Scale effects of sediment retention, water yield, and net primary production: A case‐study of the Chinese Loess Plateau

Ecosystem services are generated by ecological processes over a range of scales. Studying the scale effects on ecosystem services is important for exploring the driving mechanisms and conducive to prudent ecological managements. Unfortunately, quantitative testing the scale effects of ecosystem services' associations, as well as identifying the driving mechanisms across scales, has rarely been documented. This study used the Loess Plateau as study area to test the scale effects and the correlations between sediment retention, water yield, and net primary production (NPP) and their driving mechanisms.
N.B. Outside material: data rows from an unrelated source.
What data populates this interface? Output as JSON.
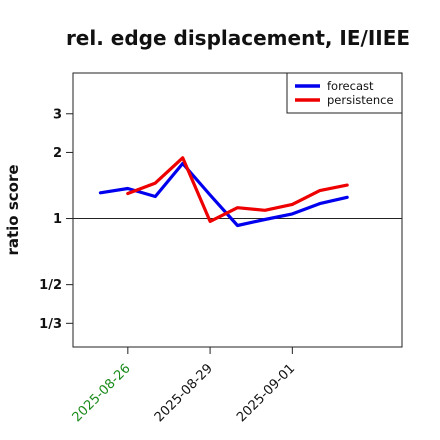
{
  "chart_data": {
    "type": "line",
    "title": "rel. edge displacement, IE/IIEE",
    "xlabel": "",
    "ylabel": "ratio score",
    "y_scale": "log",
    "ylim": [
      0.26,
      4.6
    ],
    "xlim": [
      "2025-08-24",
      "2025-09-05"
    ],
    "reference_line": 1,
    "grid": false,
    "legend_position": "top-right",
    "y_ticks": [
      {
        "value": 3,
        "label": "3"
      },
      {
        "value": 2,
        "label": "2"
      },
      {
        "value": 1,
        "label": "1"
      },
      {
        "value": 0.5,
        "label": "1/2"
      },
      {
        "value": 0.3333,
        "label": "1/3"
      }
    ],
    "x_ticks": [
      {
        "value": "2025-08-26",
        "label": "2025-08-26",
        "color": "#1a8a1a"
      },
      {
        "value": "2025-08-29",
        "label": "2025-08-29",
        "color": "#111111"
      },
      {
        "value": "2025-09-01",
        "label": "2025-09-01",
        "color": "#111111"
      }
    ],
    "series": [
      {
        "name": "forecast",
        "color": "#0000ee",
        "points": [
          {
            "x": "2025-08-25",
            "y": 1.31
          },
          {
            "x": "2025-08-26",
            "y": 1.37
          },
          {
            "x": "2025-08-27",
            "y": 1.26
          },
          {
            "x": "2025-08-28",
            "y": 1.78
          },
          {
            "x": "2025-08-29",
            "y": 1.28
          },
          {
            "x": "2025-08-30",
            "y": 0.93
          },
          {
            "x": "2025-08-31",
            "y": 0.99
          },
          {
            "x": "2025-09-01",
            "y": 1.05
          },
          {
            "x": "2025-09-02",
            "y": 1.17
          },
          {
            "x": "2025-09-03",
            "y": 1.25
          }
        ]
      },
      {
        "name": "persistence",
        "color": "#ee0000",
        "points": [
          {
            "x": "2025-08-26",
            "y": 1.3
          },
          {
            "x": "2025-08-27",
            "y": 1.45
          },
          {
            "x": "2025-08-28",
            "y": 1.89
          },
          {
            "x": "2025-08-29",
            "y": 0.97
          },
          {
            "x": "2025-08-30",
            "y": 1.12
          },
          {
            "x": "2025-08-31",
            "y": 1.09
          },
          {
            "x": "2025-09-01",
            "y": 1.16
          },
          {
            "x": "2025-09-02",
            "y": 1.34
          },
          {
            "x": "2025-09-03",
            "y": 1.42
          }
        ]
      }
    ]
  }
}
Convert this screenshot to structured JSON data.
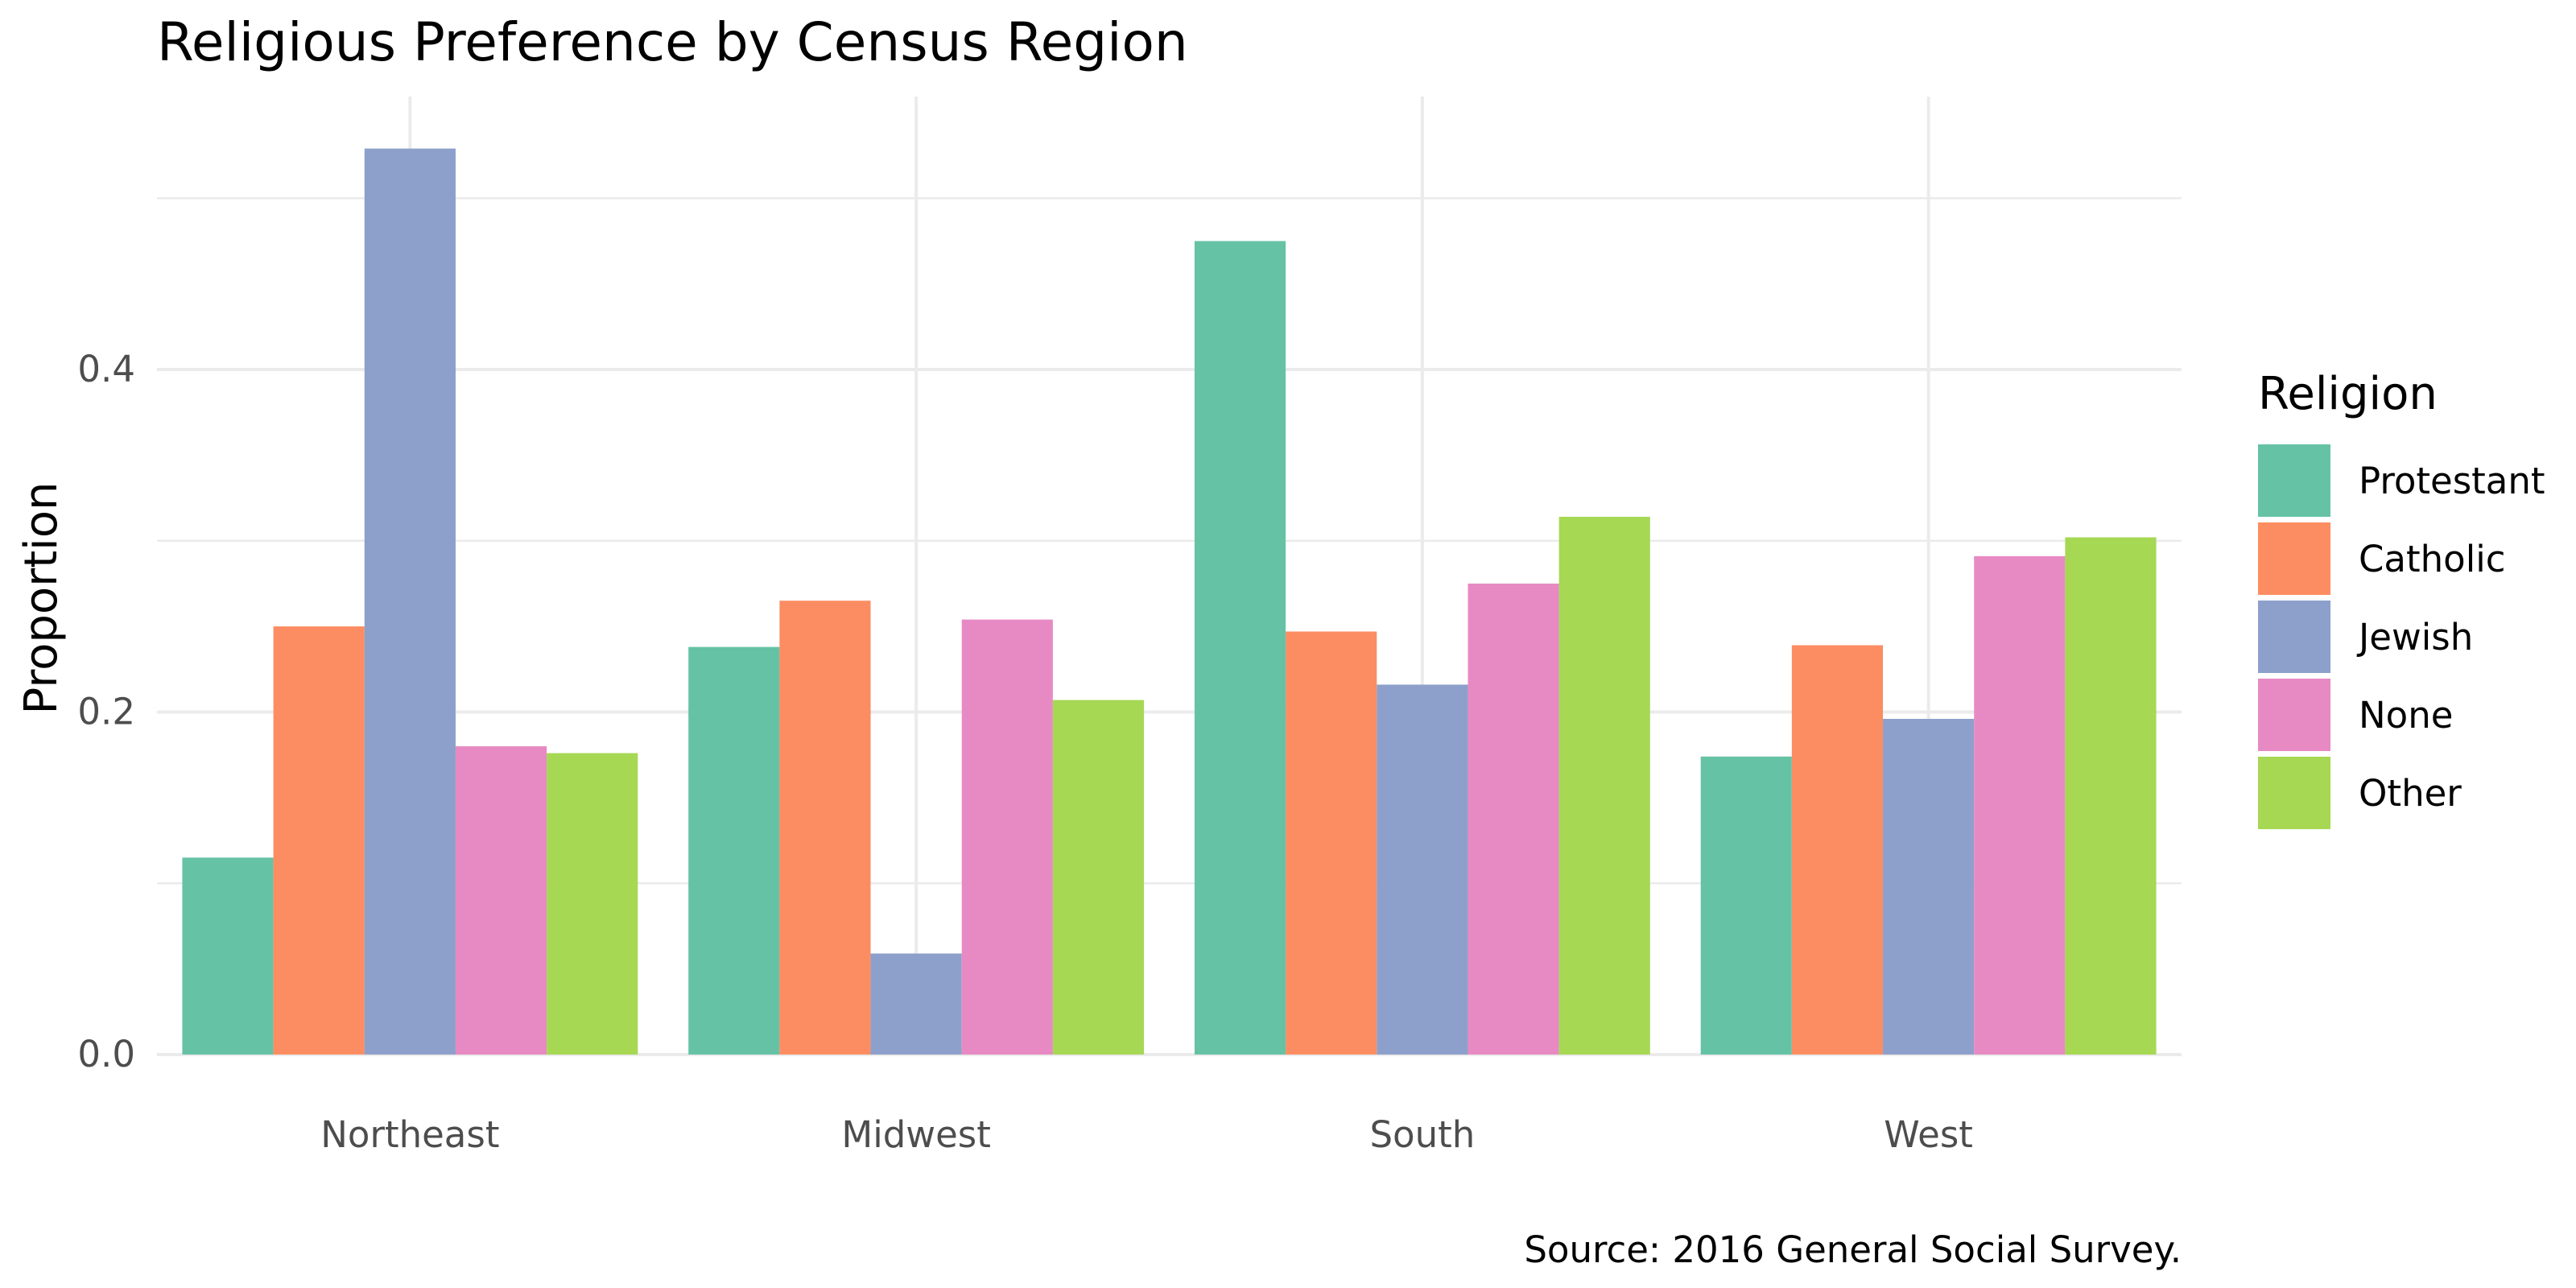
{
  "chart_data": {
    "type": "bar",
    "title": "Religious Preference by Census Region",
    "xlabel": "",
    "ylabel": "Proportion",
    "caption": "Source: 2016 General Social Survey.",
    "categories": [
      "Northeast",
      "Midwest",
      "South",
      "West"
    ],
    "ylim": [
      0,
      0.55
    ],
    "yticks": [
      "0.0",
      "0.2",
      "0.4"
    ],
    "grid": true,
    "legend": {
      "title": "Religion",
      "position": "right"
    },
    "series": [
      {
        "name": "Protestant",
        "color": "#66c2a5",
        "values": [
          0.115,
          0.238,
          0.475,
          0.174
        ]
      },
      {
        "name": "Catholic",
        "color": "#fc8d62",
        "values": [
          0.25,
          0.265,
          0.247,
          0.239
        ]
      },
      {
        "name": "Jewish",
        "color": "#8da0cb",
        "values": [
          0.529,
          0.059,
          0.216,
          0.196
        ]
      },
      {
        "name": "None",
        "color": "#e78ac3",
        "values": [
          0.18,
          0.254,
          0.275,
          0.291
        ]
      },
      {
        "name": "Other",
        "color": "#a6d854",
        "values": [
          0.176,
          0.207,
          0.314,
          0.302
        ]
      }
    ]
  }
}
A model of Integrated valuation of Ecosystem Services and Tradeoff 3.0 and the Carnegie‐Ames‐Stanford Approach were used to assess the services of sediment retention, water yield, and NPP in 2000 and 2008. Canonical correlation analysis (CCA) was used to quantify the driving mechanisms of ecosystem services. The results indicated that the ecosystem services are more varied in spatial patterns at small scale than at large scale. The average values of sediment retention, water yield, and NPP at small scale increased during the period. However, at large scale, the average values of sediment retention and water yield decreased and the NPP value increased simultaneously. Generally, the correlations between ecosystem services weakened when the spatial scale increased. The results from CCA indicated that, at small scale, the natural factors of precipitation, hours of sunshine, and temperature were the principal driving factors underlying ecosystem services. When the scale increased, the socioeconomic factors of population, grain production, and nonfarming production were gradually integrated into the factors driving the patterns of ecosystem services.